A Guia de Trânsito Animal registra a movimentação dos lotes, enquanto o Sistema Brasileiro de Identificação Individual de Bovinos e Búfalos permite acompanhar animais individualmente em cadeias que exigem esse controle. A adesão ao sistema individual, entretanto, ainda não alcança todo o rebanho nacional.

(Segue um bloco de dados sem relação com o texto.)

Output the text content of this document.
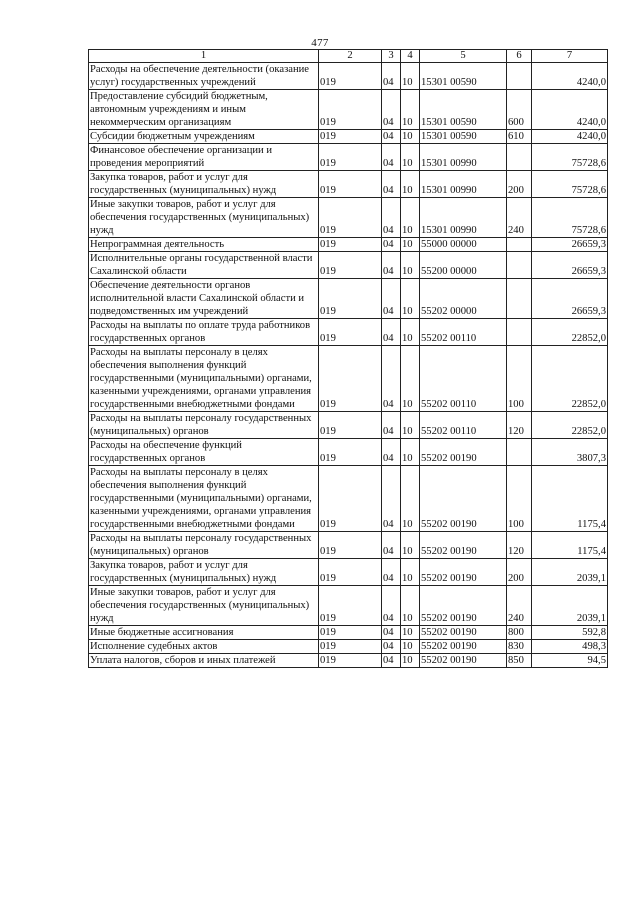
477
1	2	3	4	5	6	7
Расходы на обеспечение деятельности (оказание услуг) государственных учреждений	019	04	10	15301 00590		4240,0
Предоставление субсидий бюджетным, автономным учреждениям и иным некоммерческим организациям	019	04	10	15301 00590	600	4240,0
Субсидии бюджетным учреждениям	019	04	10	15301 00590	610	4240,0
Финансовое обеспечение организации и проведения мероприятий	019	04	10	15301 00990		75728,6
Закупка товаров, работ и услуг для государственных (муниципальных) нужд	019	04	10	15301 00990	200	75728,6
Иные закупки товаров, работ и услуг для обеспечения государственных (муниципальных) нужд	019	04	10	15301 00990	240	75728,6
Непрограммная деятельность	019	04	10	55000 00000		26659,3
Исполнительные органы государственной власти Сахалинской области	019	04	10	55200 00000		26659,3
Обеспечение деятельности органов исполнительной власти Сахалинской области и подведомственных им учреждений	019	04	10	55202 00000		26659,3
Расходы на выплаты по оплате труда работников государственных органов	019	04	10	55202 00110		22852,0
Расходы на выплаты персоналу в целях обеспечения выполнения функций государственными (муниципальными) органами, казенными учреждениями, органами управления государственными внебюджетными фондами	019	04	10	55202 00110	100	22852,0
Расходы на выплаты персоналу государственных (муниципальных) органов	019	04	10	55202 00110	120	22852,0
Расходы на обеспечение функций государственных органов	019	04	10	55202 00190		3807,3
Расходы на выплаты персоналу в целях обеспечения выполнения функций государственными (муниципальными) органами, казенными учреждениями, органами управления государственными внебюджетными фондами	019	04	10	55202 00190	100	1175,4
Расходы на выплаты персоналу государственных (муниципальных) органов	019	04	10	55202 00190	120	1175,4
Закупка товаров, работ и услуг для государственных (муниципальных) нужд	019	04	10	55202 00190	200	2039,1
Иные закупки товаров, работ и услуг для обеспечения государственных (муниципальных) нужд	019	04	10	55202 00190	240	2039,1
Иные бюджетные ассигнования	019	04	10	55202 00190	800	592,8
Исполнение судебных актов	019	04	10	55202 00190	830	498,3
Уплата налогов, сборов и иных платежей	019	04	10	55202 00190	850	94,5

O governo iniciou a implantação do Plano Nacional de Identificação Individual de Bovinos e Búfalos, com execução prevista até 2032. A recomendação do estudo é que frigoríficos e compradores avancem desde já no controle dos fornecedores indiretos, sem esperar a identificação obrigatória de todos os animais.
A carne brasileira ainda enfrenta outro impasse com a União Europeia, que não deve ser confundido com o EUDR. Além da origem ambiental, o bloco exige garantias sobre o controle de determinados antimicrobianos durante todo o ciclo de vida dos animais. A Comissão Europeia anunciou a retirada do Brasil da lista de países autorizados a fornecer carnes e outros produtos de origem animal a partir de 3 de setembro de 2026, caso não considere suficientes as garantias apresentadas.
O governo brasileiro sustenta que possui um sistema oficial confiável e que somente certificará produtos que cumprirem integralmente as exigências europeias. O ponto de divergência é a cobrança de uma comprovação prévia para medidas implementadas progressivamente ao longo do ciclo produtivo. Na avicultura, esse ciclo pode ser concluído em cerca de 40 dias; na bovinocultura, a formação de animais plenamente elegíveis pode levar dois anos ou mais.
Assim, a carne brasileira enfrenta duas frentes distintas na Europa: a ambiental, relacionada ao desmatamento e à rastreabilidade da propriedade de origem; e a sanitária, ligada ao uso de antimicrobianos durante a vida do animal. A unificação dos sistemas proposta pelo WRI ajudaria principalmente na primeira frente. Para o produtor, o resultado dependerá de como essa integração será implementada, de quem pagará pela adaptação e de sua capacidade de reduzir burocracia, em vez de acrescentar uma nova camada de exigências ao campo.